Untuk mencapai sasaran tersebut Bank Indonesia telah menerbitkan Peraturan Bank Indonesia No.19/8/PBI/2017 tanggal 21 Juni 2017 dan Peraturan Anggota Dewan Gubernur No.19/10/PADG/2017 tanggal 20 September 2017 tentang Gerbang Pembayaran Nasional. Melalui kebijakan yang tertuang dalam ketentuan tersebut diharapkan mendorong terjadinya sharing infrastruktur sehingga utilisasi terminal ATM dan EDC dapat meningkat, sehingga biaya investasi infrastruktur dapat dialihkan kembali untuk kegiatan pembiayaan pinjaman yang pada akhirnya akan berdampak positif terhadap pertumbuhan ekonomi.

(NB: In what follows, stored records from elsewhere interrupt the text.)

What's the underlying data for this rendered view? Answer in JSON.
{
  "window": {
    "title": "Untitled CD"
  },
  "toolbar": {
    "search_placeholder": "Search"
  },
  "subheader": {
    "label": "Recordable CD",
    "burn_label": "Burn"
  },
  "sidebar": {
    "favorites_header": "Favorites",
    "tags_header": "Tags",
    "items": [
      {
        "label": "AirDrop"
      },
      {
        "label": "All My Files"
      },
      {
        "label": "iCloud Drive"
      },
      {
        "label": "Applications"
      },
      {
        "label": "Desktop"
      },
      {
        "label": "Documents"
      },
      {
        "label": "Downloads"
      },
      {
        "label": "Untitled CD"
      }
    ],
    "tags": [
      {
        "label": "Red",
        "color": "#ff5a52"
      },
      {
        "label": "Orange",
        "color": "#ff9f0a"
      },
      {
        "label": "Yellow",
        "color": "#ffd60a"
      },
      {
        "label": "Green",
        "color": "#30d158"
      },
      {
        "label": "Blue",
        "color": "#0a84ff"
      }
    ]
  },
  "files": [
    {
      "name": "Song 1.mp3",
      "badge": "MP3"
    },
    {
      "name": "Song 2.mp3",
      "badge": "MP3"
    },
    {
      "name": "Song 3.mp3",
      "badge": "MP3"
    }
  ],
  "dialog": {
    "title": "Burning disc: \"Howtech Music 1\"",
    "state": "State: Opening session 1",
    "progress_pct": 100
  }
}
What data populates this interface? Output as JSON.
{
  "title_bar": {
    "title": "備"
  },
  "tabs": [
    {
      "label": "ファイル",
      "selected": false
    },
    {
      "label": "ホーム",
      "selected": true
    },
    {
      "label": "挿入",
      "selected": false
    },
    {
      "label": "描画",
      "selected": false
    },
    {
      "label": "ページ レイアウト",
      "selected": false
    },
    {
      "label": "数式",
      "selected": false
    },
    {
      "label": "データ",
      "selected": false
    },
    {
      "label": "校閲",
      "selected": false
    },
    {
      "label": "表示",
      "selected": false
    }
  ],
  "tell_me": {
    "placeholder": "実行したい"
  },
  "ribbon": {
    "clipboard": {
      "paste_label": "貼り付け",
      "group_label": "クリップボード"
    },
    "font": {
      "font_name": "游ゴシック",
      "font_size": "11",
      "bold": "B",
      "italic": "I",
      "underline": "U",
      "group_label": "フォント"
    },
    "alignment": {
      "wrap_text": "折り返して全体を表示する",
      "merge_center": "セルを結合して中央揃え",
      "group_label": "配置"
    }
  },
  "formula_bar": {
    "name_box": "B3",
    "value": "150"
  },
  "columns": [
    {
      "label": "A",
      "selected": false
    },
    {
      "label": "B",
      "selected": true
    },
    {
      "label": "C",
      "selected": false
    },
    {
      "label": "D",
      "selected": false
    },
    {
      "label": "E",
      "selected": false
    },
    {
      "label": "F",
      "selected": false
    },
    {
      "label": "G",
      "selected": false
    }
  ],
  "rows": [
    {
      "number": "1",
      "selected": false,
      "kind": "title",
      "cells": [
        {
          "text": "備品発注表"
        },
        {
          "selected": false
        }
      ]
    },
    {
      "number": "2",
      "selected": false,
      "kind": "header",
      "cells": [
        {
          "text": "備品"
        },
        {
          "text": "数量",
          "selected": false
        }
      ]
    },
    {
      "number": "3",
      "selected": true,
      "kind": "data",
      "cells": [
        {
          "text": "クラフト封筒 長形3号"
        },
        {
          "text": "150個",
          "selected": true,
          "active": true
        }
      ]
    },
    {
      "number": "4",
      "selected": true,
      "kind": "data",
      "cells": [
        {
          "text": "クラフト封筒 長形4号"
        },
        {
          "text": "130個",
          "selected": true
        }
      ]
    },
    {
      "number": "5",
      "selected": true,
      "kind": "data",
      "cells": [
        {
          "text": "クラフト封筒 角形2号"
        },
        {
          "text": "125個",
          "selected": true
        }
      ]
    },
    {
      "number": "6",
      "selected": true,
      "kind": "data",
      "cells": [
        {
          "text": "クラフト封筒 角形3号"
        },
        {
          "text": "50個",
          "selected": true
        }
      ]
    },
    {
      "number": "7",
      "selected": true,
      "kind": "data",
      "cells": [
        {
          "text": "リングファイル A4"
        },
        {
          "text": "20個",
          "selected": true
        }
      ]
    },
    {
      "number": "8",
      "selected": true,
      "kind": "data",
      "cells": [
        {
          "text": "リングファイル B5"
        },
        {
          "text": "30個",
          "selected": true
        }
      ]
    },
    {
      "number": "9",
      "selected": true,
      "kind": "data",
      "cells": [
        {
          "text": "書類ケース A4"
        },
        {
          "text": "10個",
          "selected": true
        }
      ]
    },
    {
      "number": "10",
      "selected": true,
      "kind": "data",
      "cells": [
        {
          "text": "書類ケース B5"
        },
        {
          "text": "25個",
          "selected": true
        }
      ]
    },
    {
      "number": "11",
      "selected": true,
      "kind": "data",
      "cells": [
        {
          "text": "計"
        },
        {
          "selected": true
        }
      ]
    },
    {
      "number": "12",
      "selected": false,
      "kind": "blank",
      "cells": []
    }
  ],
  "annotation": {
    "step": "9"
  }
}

Implementasi GPN juga diharapkan dapat mengurangi kompleksitas koneksi dari yang sebelumnya bersifat bilateral antar pihak menjadi tersentralisasi di GPN. Selain itu, melalui GPN masyarakat dapat bertransaksi dari bank manapun dengan menggunakan instrumen dan kanal pembayaran apapun (any bank, any instrument, any channel).
Sebagai awal dari keberadaan GPN, masyarakat akan diperkenalkan dengan kartu ATM/debet dengan logo nasional yang digunakan untuk transaksi dalam negeri dan dapat diterima di seluruh terminal pembayaran merchant/pedagang dalam negeri. Penerapan logo nasional merupakan identitas kedaulatan nasional di bidang sistem pembayaran ritel. Dengan penggunaan logo tersebut, kartu ATM/debet dimaksud dapat diterima dan digunakan secara lebih luas oleh masyarakat tanpa mengesampingkan keberadaan instrumen pembayaran yang menggunakan logo internasional.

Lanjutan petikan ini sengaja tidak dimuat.